Jun 2, 2018
Supposedly taking place in 1300 BC, the tale of Jason and the Golden Fleece has been told and re-told over some three thousand years. Appearing in a written form during Homer’s time around 800 BC, it is a legend peppered with revenge and jealousy, treachery and heroic feats, sorcery and magic in the best of ancient Greek sagas.
As with all such sagas, there are tales within tales, filled with vendettas and vengeance of gods and mortals. But in brief, the tale begins with Phrixus and Helle, children of King Athamas, who flee Greece to escape being sacrificed. Their flight across the Black Sea is made on the back of a winged ram, courtesy of Zeus. But of course, no ordinary ram would do for such a tale; this ram has a fleece of gold. Enroute, Helle falls and dies but the boy Phrixus is carried safely to the Kingdom of Colchis, on the eastern shore of the Black Sea. He is welcomed by King Aeetes and the fleece of the sacrificed ram is placed under guard of a fire-breathing dragon and deemed impossible to steal.
The palace intrigues continue over a couple of generations until Jason of Thessaly, the son of the rightful king, aspires to the throne. His uncle Pelias the usurper, promises Jason the kingdom in return for the fleece, thinking the feat impossible and the death of Jason a virtual reality. And so our hero sets out on a special boat the Argo, and sails across the Black Sea, up the present-day river Rioni, to Colchis, near present-day Kutaisi. Yet more intrigue and treachery bloom, leavened with passion and magic. Heroic feats abound amid impossible conditions and Jason finaly returns to Greece with the fleece as well as Medea, the daughter of King Aeetes.
Such is the tale of yore but there might be a more plausible explanation for the origins of the famed “Golden Fleece” of Georgia. The Caucasus mountains have an abundance of gold and mineral deposits. Particles of gold are carried downstream by its fast-flowing rivers and have been harvested by the locals for millennia using an ingenious method. It was common practice place shaggy sheepskins in the river to trap the flakes in the fur. The skins were then dried and shaken to dislodge the trapped flakes. And lo and behold – a fleece that showers gold!

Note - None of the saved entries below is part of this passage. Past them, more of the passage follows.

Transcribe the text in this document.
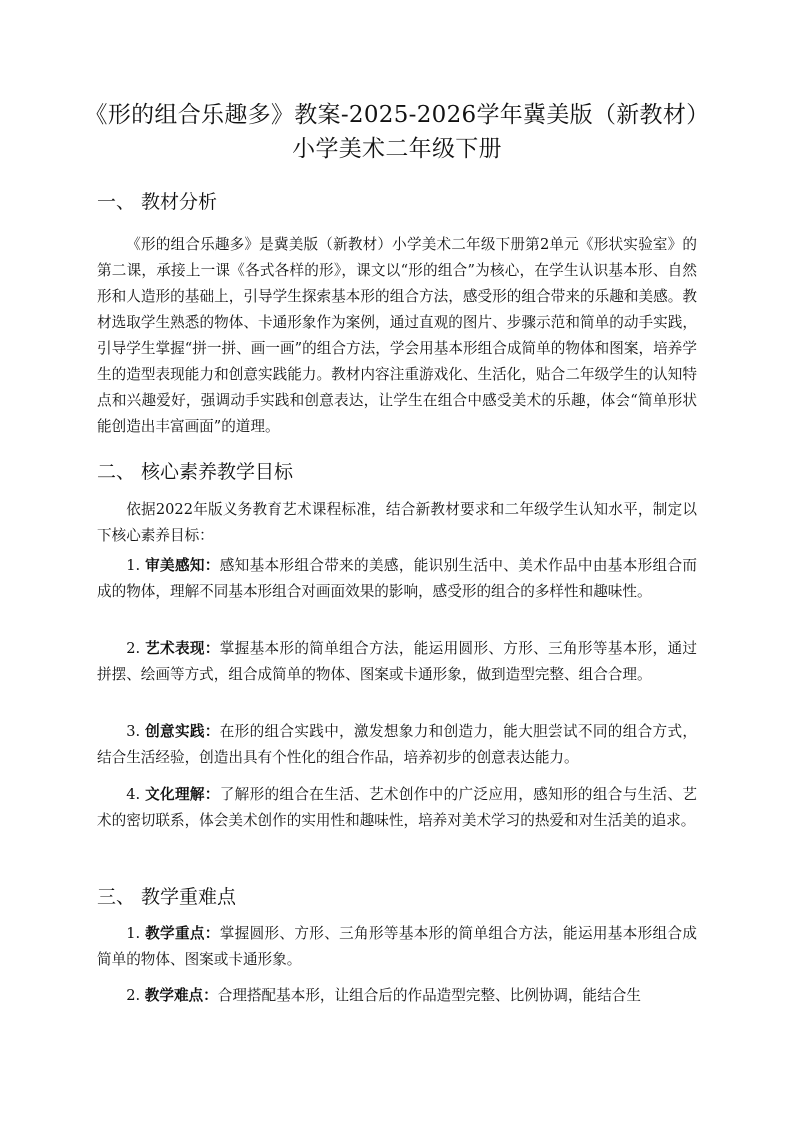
《形的组合乐趣多》教案-2025-2026学年冀美版（新教材）
小学美术二年级下册
一、 教材分析

《形的组合乐趣多》是冀美版（新教材）小学美术二年级下册第2单元《形状实验室》的第二课，承接上一课《各式各样的形》，课文以“形的组合”为核心，在学生认识基本形、自然形和人造形的基础上，引导学生探索基本形的组合方法，感受形的组合带来的乐趣和美感。教材选取学生熟悉的物体、卡通形象作为案例，通过直观的图片、步骤示范和简单的动手实践，引导学生掌握“拼一拼、画一画”的组合方法，学会用基本形组合成简单的物体和图案，培养学生的造型表现能力和创意实践能力。教材内容注重游戏化、生活化，贴合二年级学生的认知特点和兴趣爱好，强调动手实践和创意表达，让学生在组合中感受美术的乐趣，体会“简单形状能创造出丰富画面”的道理。

二、 核心素养教学目标

依据2022年版义务教育艺术课程标准，结合新教材要求和二年级学生认知水平，制定以下核心素养目标：

1. 审美感知：感知基本形组合带来的美感，能识别生活中、美术作品中由基本形组合而成的物体，理解不同基本形组合对画面效果的影响，感受形的组合的多样性和趣味性。

2. 艺术表现：掌握基本形的简单组合方法，能运用圆形、方形、三角形等基本形，通过拼摆、绘画等方式，组合成简单的物体、图案或卡通形象，做到造型完整、组合合理。

3. 创意实践：在形的组合实践中，激发想象力和创造力，能大胆尝试不同的组合方式，结合生活经验，创造出具有个性化的组合作品，培养初步的创意表达能力。

4. 文化理解：了解形的组合在生活、艺术创作中的广泛应用，感知形的组合与生活、艺术的密切联系，体会美术创作的实用性和趣味性，培养对美术学习的热爱和对生活美的追求。

三、 教学重难点

1. 教学重点：掌握圆形、方形、三角形等基本形的简单组合方法，能运用基本形组合成简单的物体、图案或卡通形象。

2. 教学难点：合理搭配基本形，让组合后的作品造型完整、比例协调，能结合生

Whatever the truth, there was gold aplenty in the ancient kingdoms of Georgia. Archeological evidence shows gold mining in this region, began in the fourth millennium BC as evidenced by items found at burial mounds at various places. The Treasury exhibit at the Museum of Georgia has a dazzling array of beads and buttons, necklaces and earrings, diadems, and belts, some of them dating from seventeenth century BC.
There are edicts inscribed on gold leaf, animal motifs and abstract patterns. As the civilizations evolved, so did their craftsmanship. The use of precious gems became more common and the designs more intricate. I gazed in awe at the plates and cups, bowls and vases of exquisite craftsmanship and mind-boggling antiquity.